医療機能情報提供制度・薬局機能情報提供制度

国民全員が最適な医療機関や薬局を選べるようにするための制度です。都道府県は、医療機関や薬局から報告された機能情報を取りまとめて公表。国民は、厚生労働省が運用する医療情報ネット(ナビイ)にて症状・目的にあわせた医療機関や薬局を探すことができます。

医薬品・医療機器等安全性情報報告制度

医薬品・医療機器等の安全性を確保するための制度です。医療機関や薬局、ドラッグストアをはじめ、業務において医薬品・医療機器・再生医療等製品を取り扱う施設はすべて報告対象となります。
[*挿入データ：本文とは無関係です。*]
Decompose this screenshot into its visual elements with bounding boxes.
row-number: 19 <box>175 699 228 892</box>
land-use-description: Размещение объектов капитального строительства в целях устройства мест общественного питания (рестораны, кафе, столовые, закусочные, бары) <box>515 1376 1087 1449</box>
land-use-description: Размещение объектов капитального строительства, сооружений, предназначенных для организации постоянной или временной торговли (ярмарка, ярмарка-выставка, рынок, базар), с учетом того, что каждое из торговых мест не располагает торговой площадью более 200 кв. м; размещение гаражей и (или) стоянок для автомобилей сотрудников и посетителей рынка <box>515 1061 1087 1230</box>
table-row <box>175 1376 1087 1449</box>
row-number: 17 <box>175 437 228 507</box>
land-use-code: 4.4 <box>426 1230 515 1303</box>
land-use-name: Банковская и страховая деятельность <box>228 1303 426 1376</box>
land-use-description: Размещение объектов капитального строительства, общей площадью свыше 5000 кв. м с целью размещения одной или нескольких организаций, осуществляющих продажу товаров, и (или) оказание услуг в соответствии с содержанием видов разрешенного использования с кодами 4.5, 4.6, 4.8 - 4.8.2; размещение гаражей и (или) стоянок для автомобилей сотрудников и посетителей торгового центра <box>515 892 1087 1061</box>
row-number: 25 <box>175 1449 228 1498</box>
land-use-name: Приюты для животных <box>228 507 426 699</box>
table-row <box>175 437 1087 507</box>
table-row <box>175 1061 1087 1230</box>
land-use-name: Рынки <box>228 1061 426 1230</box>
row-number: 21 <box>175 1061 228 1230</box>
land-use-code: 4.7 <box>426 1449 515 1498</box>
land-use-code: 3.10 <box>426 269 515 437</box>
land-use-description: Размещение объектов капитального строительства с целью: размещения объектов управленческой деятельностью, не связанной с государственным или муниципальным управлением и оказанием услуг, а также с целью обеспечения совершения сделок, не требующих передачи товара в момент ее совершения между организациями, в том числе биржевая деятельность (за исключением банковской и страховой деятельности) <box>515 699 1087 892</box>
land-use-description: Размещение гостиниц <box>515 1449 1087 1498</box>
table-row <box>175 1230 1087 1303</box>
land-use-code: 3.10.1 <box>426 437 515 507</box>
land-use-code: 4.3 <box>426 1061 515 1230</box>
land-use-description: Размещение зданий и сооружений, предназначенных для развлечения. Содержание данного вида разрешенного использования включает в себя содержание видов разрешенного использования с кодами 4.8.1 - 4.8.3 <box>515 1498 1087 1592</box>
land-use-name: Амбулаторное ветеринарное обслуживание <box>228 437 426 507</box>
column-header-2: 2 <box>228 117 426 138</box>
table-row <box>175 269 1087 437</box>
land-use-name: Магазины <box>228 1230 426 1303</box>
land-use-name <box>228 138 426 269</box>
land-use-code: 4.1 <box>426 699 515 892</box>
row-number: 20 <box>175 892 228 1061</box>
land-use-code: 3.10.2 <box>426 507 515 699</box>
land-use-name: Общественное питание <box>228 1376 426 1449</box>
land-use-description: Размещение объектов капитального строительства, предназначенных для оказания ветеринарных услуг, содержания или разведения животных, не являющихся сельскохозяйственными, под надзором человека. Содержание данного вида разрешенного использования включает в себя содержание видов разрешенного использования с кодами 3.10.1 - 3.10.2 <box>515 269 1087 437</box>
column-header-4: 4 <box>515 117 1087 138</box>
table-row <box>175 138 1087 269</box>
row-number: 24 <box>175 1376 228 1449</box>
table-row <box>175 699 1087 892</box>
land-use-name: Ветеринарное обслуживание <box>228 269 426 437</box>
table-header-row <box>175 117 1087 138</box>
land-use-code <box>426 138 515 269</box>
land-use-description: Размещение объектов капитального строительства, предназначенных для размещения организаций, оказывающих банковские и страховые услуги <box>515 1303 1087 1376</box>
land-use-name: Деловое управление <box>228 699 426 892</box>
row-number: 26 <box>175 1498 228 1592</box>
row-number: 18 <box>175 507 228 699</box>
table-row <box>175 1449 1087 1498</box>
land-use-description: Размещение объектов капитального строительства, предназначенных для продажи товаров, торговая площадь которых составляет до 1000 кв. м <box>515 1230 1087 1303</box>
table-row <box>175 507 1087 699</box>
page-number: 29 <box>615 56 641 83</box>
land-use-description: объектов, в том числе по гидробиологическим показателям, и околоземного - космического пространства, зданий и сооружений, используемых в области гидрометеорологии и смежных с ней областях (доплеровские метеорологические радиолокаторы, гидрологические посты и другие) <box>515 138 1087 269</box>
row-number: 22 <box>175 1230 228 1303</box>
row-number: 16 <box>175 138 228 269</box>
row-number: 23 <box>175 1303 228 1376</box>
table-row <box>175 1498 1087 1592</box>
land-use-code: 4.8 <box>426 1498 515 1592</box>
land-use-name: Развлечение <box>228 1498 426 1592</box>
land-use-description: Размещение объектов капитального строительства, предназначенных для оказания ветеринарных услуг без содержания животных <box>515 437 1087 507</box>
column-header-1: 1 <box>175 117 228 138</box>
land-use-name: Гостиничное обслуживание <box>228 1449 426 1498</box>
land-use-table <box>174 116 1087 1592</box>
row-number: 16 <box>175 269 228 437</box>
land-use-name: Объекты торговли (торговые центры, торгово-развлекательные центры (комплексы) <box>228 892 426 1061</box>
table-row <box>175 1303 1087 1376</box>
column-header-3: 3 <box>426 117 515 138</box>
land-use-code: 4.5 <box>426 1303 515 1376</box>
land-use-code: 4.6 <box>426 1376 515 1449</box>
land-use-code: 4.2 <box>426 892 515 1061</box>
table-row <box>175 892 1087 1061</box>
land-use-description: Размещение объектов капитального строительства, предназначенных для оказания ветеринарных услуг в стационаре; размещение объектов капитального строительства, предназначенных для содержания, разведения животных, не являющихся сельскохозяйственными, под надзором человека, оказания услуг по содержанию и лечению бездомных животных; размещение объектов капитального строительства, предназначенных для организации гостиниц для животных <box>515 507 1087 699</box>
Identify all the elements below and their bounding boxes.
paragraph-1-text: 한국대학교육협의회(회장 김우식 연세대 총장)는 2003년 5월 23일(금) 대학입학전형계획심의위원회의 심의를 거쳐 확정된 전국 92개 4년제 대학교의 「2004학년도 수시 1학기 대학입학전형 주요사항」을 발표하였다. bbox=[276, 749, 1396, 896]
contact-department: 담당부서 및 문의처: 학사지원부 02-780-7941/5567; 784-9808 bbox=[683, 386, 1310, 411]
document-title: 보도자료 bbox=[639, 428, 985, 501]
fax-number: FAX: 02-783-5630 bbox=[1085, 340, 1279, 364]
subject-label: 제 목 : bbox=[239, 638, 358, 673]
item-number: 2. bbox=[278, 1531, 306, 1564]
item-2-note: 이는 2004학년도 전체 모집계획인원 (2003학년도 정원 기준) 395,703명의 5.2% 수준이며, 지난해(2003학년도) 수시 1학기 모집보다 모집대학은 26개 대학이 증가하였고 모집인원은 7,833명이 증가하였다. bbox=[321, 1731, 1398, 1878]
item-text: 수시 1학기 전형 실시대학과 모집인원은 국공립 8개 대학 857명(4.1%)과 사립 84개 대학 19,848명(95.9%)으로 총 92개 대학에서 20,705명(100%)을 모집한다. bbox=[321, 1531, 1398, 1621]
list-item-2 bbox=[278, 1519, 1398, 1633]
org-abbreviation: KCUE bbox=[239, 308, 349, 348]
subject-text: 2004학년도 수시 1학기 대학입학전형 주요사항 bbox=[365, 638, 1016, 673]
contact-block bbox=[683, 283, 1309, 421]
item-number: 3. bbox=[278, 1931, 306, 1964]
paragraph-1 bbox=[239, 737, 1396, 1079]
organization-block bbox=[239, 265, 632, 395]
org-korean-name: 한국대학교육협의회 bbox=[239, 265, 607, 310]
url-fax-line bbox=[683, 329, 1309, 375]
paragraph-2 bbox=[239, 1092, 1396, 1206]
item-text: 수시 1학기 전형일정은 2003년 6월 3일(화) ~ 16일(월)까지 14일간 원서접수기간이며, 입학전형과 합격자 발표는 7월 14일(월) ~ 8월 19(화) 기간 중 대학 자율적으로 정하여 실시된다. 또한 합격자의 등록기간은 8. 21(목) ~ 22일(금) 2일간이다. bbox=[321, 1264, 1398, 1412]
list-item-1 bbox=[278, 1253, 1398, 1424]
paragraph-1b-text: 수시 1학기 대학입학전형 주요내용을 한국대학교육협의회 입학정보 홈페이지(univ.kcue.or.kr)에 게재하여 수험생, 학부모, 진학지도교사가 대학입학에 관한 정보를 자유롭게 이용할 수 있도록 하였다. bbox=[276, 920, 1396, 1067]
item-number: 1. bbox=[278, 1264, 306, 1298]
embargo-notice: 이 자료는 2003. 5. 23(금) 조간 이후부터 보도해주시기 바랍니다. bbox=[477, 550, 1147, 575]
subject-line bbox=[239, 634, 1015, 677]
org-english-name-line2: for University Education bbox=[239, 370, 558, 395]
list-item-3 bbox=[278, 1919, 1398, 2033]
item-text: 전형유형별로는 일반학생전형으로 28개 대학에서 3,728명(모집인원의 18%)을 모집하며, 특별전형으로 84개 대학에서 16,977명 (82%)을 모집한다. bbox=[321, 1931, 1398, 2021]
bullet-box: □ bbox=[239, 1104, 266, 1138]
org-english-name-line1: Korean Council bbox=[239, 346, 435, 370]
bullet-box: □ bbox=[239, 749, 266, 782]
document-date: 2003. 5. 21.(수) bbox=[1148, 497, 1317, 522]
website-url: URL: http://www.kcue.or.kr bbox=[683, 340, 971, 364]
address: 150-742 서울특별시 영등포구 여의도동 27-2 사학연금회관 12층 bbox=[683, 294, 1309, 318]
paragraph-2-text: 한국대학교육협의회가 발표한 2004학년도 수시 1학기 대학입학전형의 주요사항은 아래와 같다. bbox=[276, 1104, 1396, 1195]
医薬品・医療機器・再生医療等製品の使用後に副作用、感染症、不具合などが生じた場合、厚生労働省に報告。医薬部外品や化粧品に関しても、同様の対応が求められています。

かかりつけ医機能報告制度

地域のかかりつけ医機能を確保するための制度です。特定機能病院と歯科医療機関を除き、すべての医療機関が報告対象。都道府県は、以下の2点について実施状況を把握し、不足する機能を補うための取り組みや地域内での連携強化などに努めます。

 

  • 1号機能:住民の日常生活において必要な診療を総合的かつ継続的に行う機能
  • 2号機能:通常の診療時間外の診療、入退院時の支援、在宅医療の提供、介護サービス等と連携した医療提供

 

非医療部門の見直しと最適化も重要

医療機関においては、機能分化・連携・役割再編を行うだけでなく、非医療部門の見直しも必要といわれています。ほとんどの病院や診療所は、医師が診療を行うだけでは成り立ちません。医療の現場は、経営、事務、情報管理、設備メンテナンス、警備、病院給食、送迎など、さまざまな業務によって支えられています。

 

良質な医療を効率よく提供するためには、上記に挙げたような非医療部門の最適化も重要です。コスト運用や人員配置、業務フローなどの現状を細部までしっかりと把握し、課題改善に向けて動くことが医療提供体制の整備につながります。

 

また、患者が最適な医療を受けられることはもちろんですが、医療従事者が働きやすいことも非常に大きなポイント。無理なく長期的に働ける環境は人手不足対策として有効であり、結果的には施設運営の安定化にメリットをもたらすのです。